Jenna stares at the dead soybeans; this was her experiment. But I know she won’t cry. Unlike Zane and Sarah, my other two apprentices, Jenna can summon a sort of steeliness that sometimes worries me. Once, when she was small, I actually saw her hit another child in a dispute over a toy.
Genes are strange things. Even with the inhibiting compounds now tightly woven into our DNA from the Dants’ Blessing, we are individuals.
Jenna says, “I’ll start the plant analyses.”
Zane, who has come into the lab, says, “I’ll help.”
She smiles at him. He smiles back. They make a plan to divide the work and I turn to my own experiments, which are not doing much better than Jenna’s. The wheat plants look normal, but CO2 levels have changed their physiology, and they contain thirty percent less iron and twenty-two percent less zinc than preserved samples from forty years ago.
At least, I think those are the percentages. I nurse along my decades-old absorption spectrophotometer. So much sophisticated equipment on Earth is either falling apart or newly manufactured in ways that do — that must — protect the environment and the living things within it. The trade-off is worth it. Doing no harm comes first. Mutuality comes first. I don’t understand how pre-Blessing humans tolerated their world. Manufacturing chemicals leaching into the soil and water, people sickened and dying by the greed of others, whole landscapes destroyed by dangerous mining practices, toxic work environments . . . .
I breathe deeply, before I get overwhelmed.

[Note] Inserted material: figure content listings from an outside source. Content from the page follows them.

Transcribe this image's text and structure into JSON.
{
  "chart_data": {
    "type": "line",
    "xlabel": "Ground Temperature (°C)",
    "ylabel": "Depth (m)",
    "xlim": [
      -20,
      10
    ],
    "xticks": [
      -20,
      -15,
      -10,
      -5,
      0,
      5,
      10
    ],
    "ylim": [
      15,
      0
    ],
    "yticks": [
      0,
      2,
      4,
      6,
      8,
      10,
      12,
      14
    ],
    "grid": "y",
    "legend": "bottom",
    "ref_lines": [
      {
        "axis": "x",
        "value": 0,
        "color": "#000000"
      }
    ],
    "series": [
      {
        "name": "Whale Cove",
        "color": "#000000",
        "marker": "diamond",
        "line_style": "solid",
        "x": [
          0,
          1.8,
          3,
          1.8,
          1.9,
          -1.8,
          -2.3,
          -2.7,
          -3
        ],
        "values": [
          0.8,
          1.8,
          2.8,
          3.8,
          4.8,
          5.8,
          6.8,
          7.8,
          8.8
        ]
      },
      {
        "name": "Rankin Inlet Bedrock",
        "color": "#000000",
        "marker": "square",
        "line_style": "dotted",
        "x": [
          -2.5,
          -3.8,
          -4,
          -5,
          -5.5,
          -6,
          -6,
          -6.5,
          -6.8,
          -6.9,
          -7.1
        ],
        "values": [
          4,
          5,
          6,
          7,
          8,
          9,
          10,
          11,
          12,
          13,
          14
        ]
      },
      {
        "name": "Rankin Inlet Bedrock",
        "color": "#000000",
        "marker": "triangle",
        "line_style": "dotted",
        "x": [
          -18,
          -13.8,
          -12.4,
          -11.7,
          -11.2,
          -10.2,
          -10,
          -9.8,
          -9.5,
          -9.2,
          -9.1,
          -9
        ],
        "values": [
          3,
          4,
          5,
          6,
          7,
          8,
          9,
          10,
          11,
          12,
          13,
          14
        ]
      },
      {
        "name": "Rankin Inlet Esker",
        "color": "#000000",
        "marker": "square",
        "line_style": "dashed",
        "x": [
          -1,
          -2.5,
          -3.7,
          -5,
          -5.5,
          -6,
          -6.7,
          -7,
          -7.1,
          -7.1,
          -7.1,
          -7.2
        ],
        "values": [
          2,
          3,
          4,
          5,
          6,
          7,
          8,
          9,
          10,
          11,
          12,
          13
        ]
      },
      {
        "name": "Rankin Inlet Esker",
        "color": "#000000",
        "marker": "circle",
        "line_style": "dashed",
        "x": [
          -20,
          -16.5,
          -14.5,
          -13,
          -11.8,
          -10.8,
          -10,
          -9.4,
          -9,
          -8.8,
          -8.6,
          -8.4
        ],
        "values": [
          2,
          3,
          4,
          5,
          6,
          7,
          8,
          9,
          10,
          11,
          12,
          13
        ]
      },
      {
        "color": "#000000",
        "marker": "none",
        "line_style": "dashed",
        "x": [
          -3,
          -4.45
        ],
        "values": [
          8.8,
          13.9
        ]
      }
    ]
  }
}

But, still, our equipment is inadequate. I remember computers; there were still a few around when I was a boy, running on cannibalized parts. We could not do now what Ian McGill did fifty years ago: describe the genetic changes that confer the Blessing. There are no gene sequencers left. Nor can we communicate the results of our scientific work to each other as easily as could McGill. But I have seen the great pile of shameful trash outside Buffalo, before the whole area was proscribed: dead computers, gasoline-powered cars, airplane fuselages, frivolous electronics, all costing innocent lives and destroying the Earth. Never again.
Jenna finishes her tests and scowls. “This batch of soy shows more zinc and iron, but the plants couldn’t live with the CO2 level. And the batches that can live with it are still starving us of key nutrients!”

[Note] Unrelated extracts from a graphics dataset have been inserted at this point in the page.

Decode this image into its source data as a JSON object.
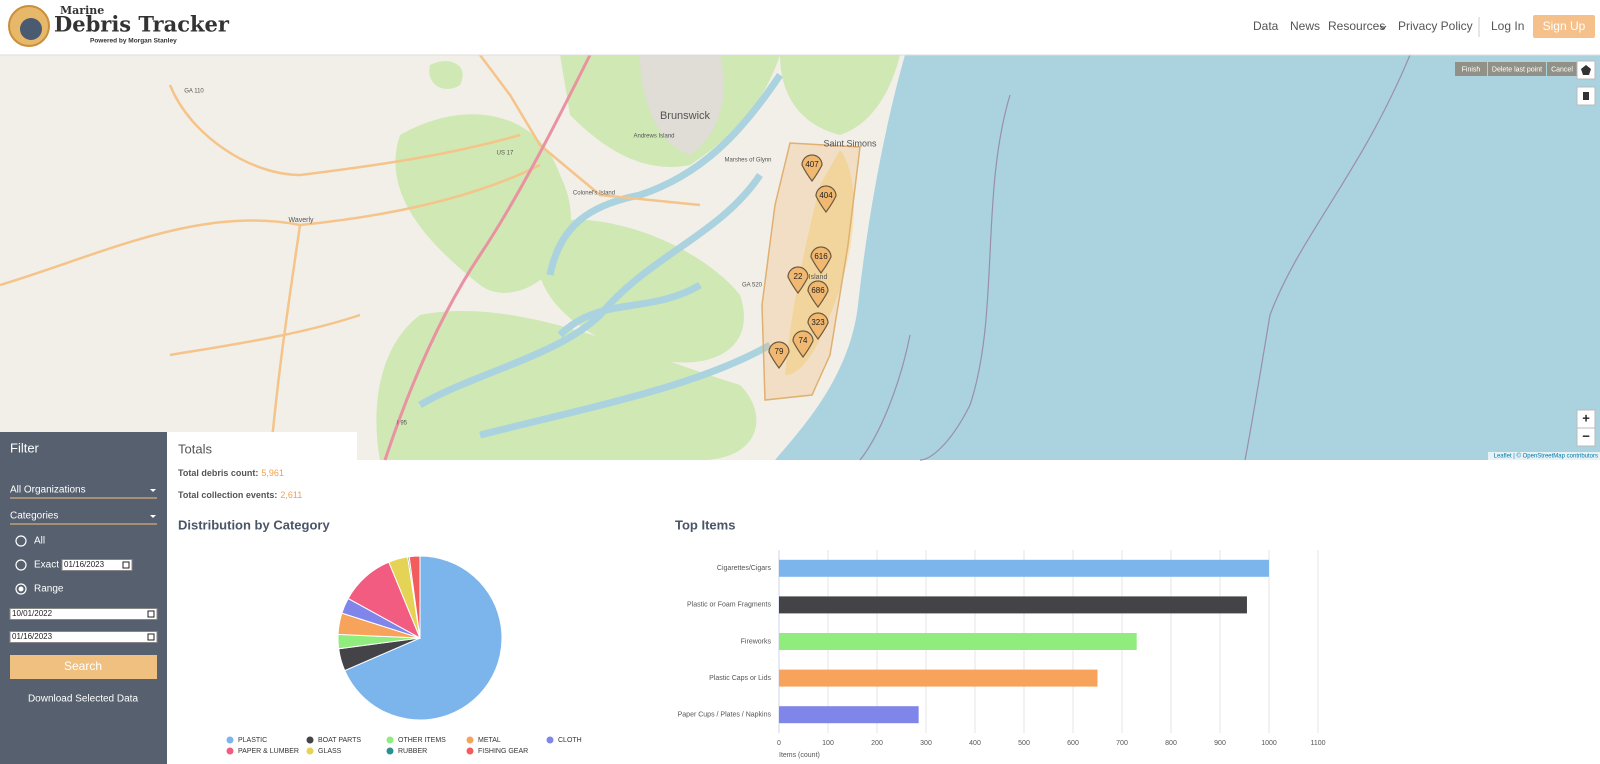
{
  "header": {
    "logo": {
      "line1": "Marine",
      "line2": "Debris Tracker",
      "tagline": "Powered by Morgan Stanley"
    },
    "nav": [
      "Data",
      "News",
      "Resources",
      "Privacy Policy"
    ],
    "login": "Log In",
    "signup": "Sign Up"
  },
  "map": {
    "draw_buttons": [
      "Finish",
      "Delete last point",
      "Cancel"
    ],
    "markers": [
      407,
      404,
      616,
      22,
      686,
      323,
      74,
      79
    ],
    "labels": [
      "Brunswick",
      "Saint Simons",
      "Waverly",
      "Colonel's Island",
      "Andrews Island",
      "Marshes of Glynn",
      "Island",
      "GA 110",
      "US 17",
      "GA 520",
      "I 95"
    ],
    "zoom_in": "+",
    "zoom_out": "−",
    "attribution": "Leaflet | © OpenStreetMap contributors"
  },
  "filter": {
    "title": "Filter",
    "organization": "All Organizations",
    "categories": "Categories",
    "options": [
      "All",
      "Exact",
      "Range"
    ],
    "exact_date": "01/16/2023",
    "range_start": "10/01/2022",
    "range_end": "01/16/2023",
    "search": "Search",
    "download": "Download Selected Data"
  },
  "totals": {
    "title": "Totals",
    "debris_label": "Total debris count:",
    "debris_value": "5,961",
    "events_label": "Total collection events:",
    "events_value": "2,611"
  },
  "chart_data": [
    {
      "type": "pie",
      "title": "Distribution by Category",
      "categories": [
        "PLASTIC",
        "BOAT PARTS",
        "OTHER ITEMS",
        "METAL",
        "CLOTH",
        "PAPER & LUMBER",
        "GLASS",
        "RUBBER",
        "FISHING GEAR"
      ],
      "values": [
        68.5,
        4.4,
        2.8,
        4.2,
        3.1,
        10.8,
        3.8,
        0.3,
        2.1
      ],
      "colors": [
        "#7cb5ec",
        "#434348",
        "#90ed7d",
        "#f7a35c",
        "#8085e9",
        "#f15c80",
        "#e4d354",
        "#2b908f",
        "#f45b5b"
      ]
    },
    {
      "type": "bar",
      "title": "Top Items",
      "categories": [
        "Cigarettes/Cigars",
        "Plastic or Foam Fragments",
        "Fireworks",
        "Plastic Caps or Lids",
        "Paper Cups / Plates / Napkins"
      ],
      "values": [
        1000,
        955,
        730,
        650,
        285
      ],
      "colors": [
        "#7cb5ec",
        "#434348",
        "#90ed7d",
        "#f7a35c",
        "#8085e9"
      ],
      "xlim": [
        0,
        1100
      ],
      "xticks": [
        0,
        100,
        200,
        300,
        400,
        500,
        600,
        700,
        800,
        900,
        1000,
        1100
      ],
      "xlabel": "Items (count)",
      "grid": true
    }
  ]
}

“We’ll cross-breed again,” Zane says.
“It never does any good!” Jenna’s scowl deepens. “Without enough zinc and iron . . .”
She doesn’t finish; she doesn’t have to. Nearly everyone is already suffering the symptoms of reduced micronutrients: anemia, weakened immune systems, and reduced hormone production.
Jenna hurls the tray of useless plants to the greenhouse floor. Zane shudders.